The server is part of the Agent Toolkit for AWS, a suite that includes skills and plugins to help coding agents build more effectively on AWS. With GA, the MCP Server introduces several new capabilities, including IAM context keys, sandboxed script execution, and documentation retrieval without authentication.

Background

AI coding agents have struggled with AWS due to outdated training data and a tendency to default to the AWS CLI instead of infrastructure-as-code tools like AWS CDK or CloudFormation. This often results in overly broad IAM policies and infrastructure that works in demos but fails in production.

Without access to current documentation, agents miss new services such as Amazon S3 Vectors, Amazon Aurora DSQL, and Amazon Bedrock AgentCore. The AWS MCP Server addresses these issues by providing tools that retrieve up-to-date documentation at query time and execute any of the 15,000+ AWS API operations using existing IAM credentials.

New Capabilities at GA

The call_aws tool lets agents invoke any AWS API, with new APIs supported within days of launch. The search_documentation and read_documentation tools fetch current best practices without consuming the model’s context window.

IAM context keys now allow fine-grained access policies without requiring a separate IAM permission to use the server itself. Documentation retrieval no longer requires authentication, reducing friction for agents.

The most significant addition is the run_script tool, which lets an agent write a short Python script that runs server-side in a sandboxed environment. The sandbox inherits IAM permissions but has no network access—preventing agents from accessing local file systems or shells. This enables chaining multiple API calls and data processing in a single round-trip, saving time and context.

What This Means

For developers, the AWS MCP Server removes a major barrier: handing an AI agent access to AWS without handing over the “keys to the kingdom.” By using standard IAM roles and context keys, agents can operate within strict security boundaries while still performing complex, multi-step workflows.

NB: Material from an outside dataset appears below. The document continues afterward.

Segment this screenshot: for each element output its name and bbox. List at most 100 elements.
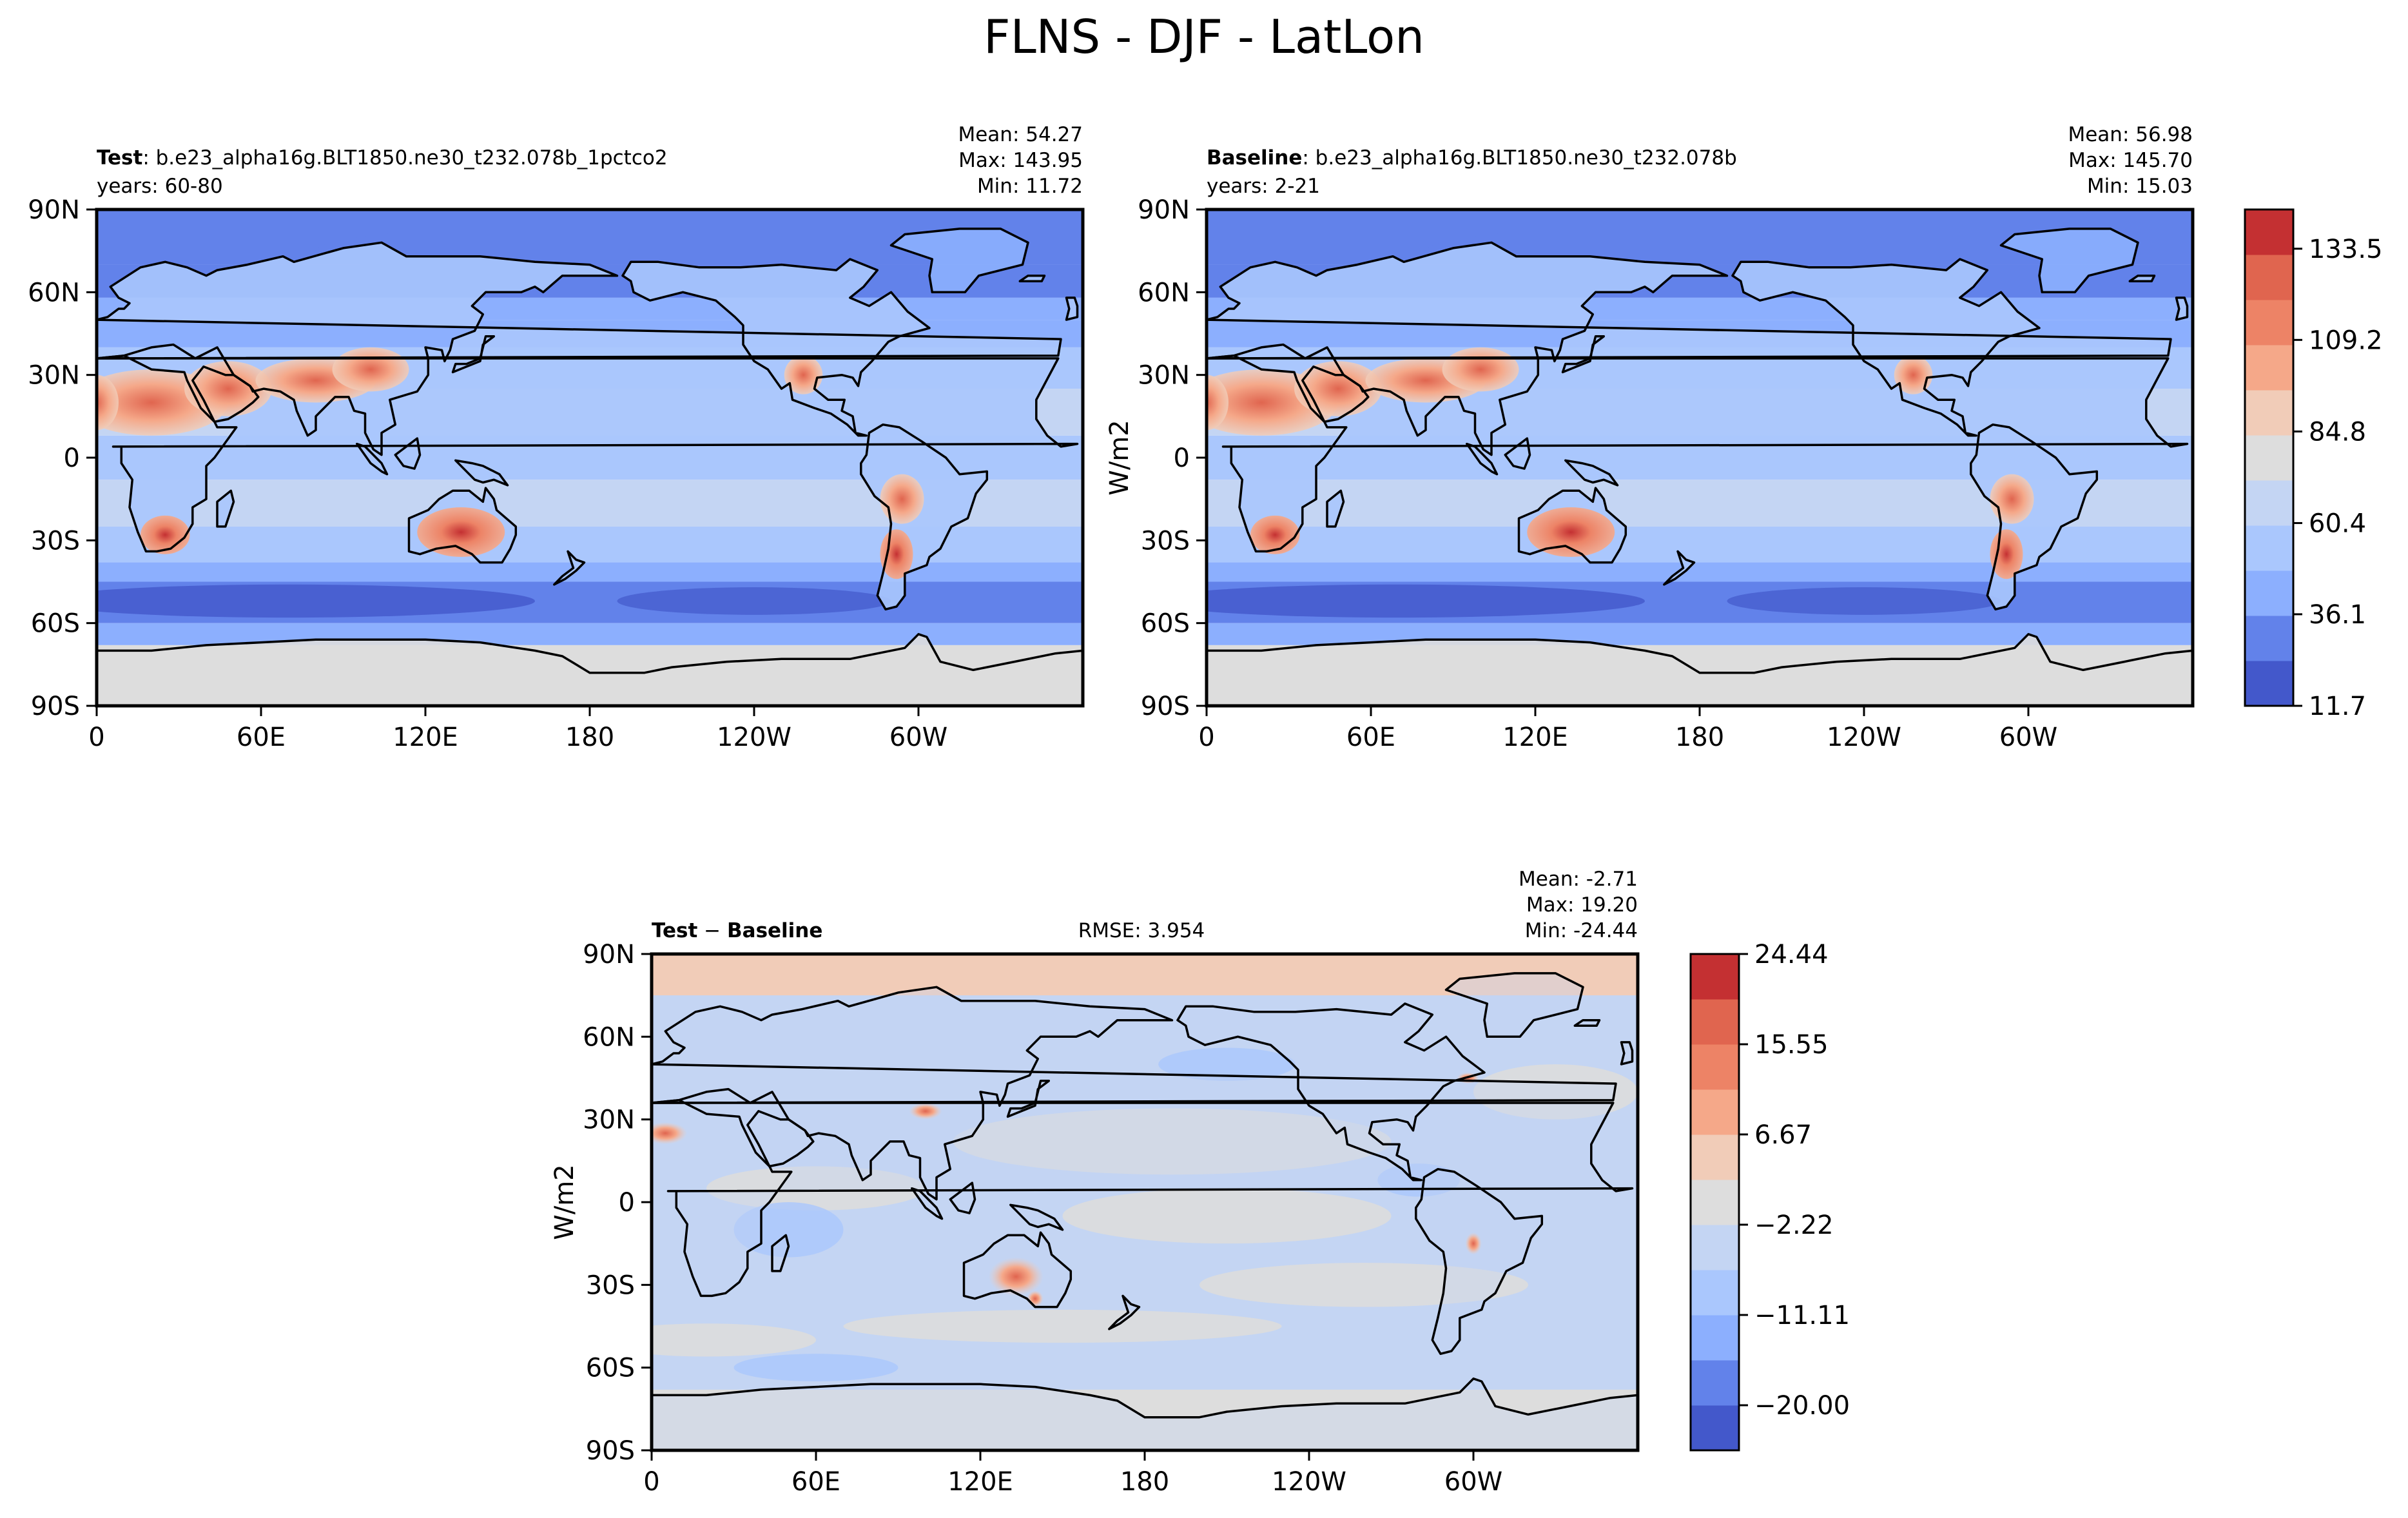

The shift from Agent SOPs to Skills provides curated guidance for common tasks, further reducing errors and speeding up development. As AI agents become more integrated into cloud operations, this level of secure, authenticated access is critical for production-ready infrastructure.

Early adopters report that the run_script tool alone has cut workflow times by up to 40%, and the context-efficient design allows longer, more complex agent interactions. With GA, AWS is positioning the MCP Server as a foundational piece for the next generation of cloud-native AI tools.

Additional Context

The AWS MCP Server is available immediately in all commercial AWS regions. Pricing follows standard AWS API call rates, with no additional cost for the server itself. For more details, see the Background section above or the official documentation.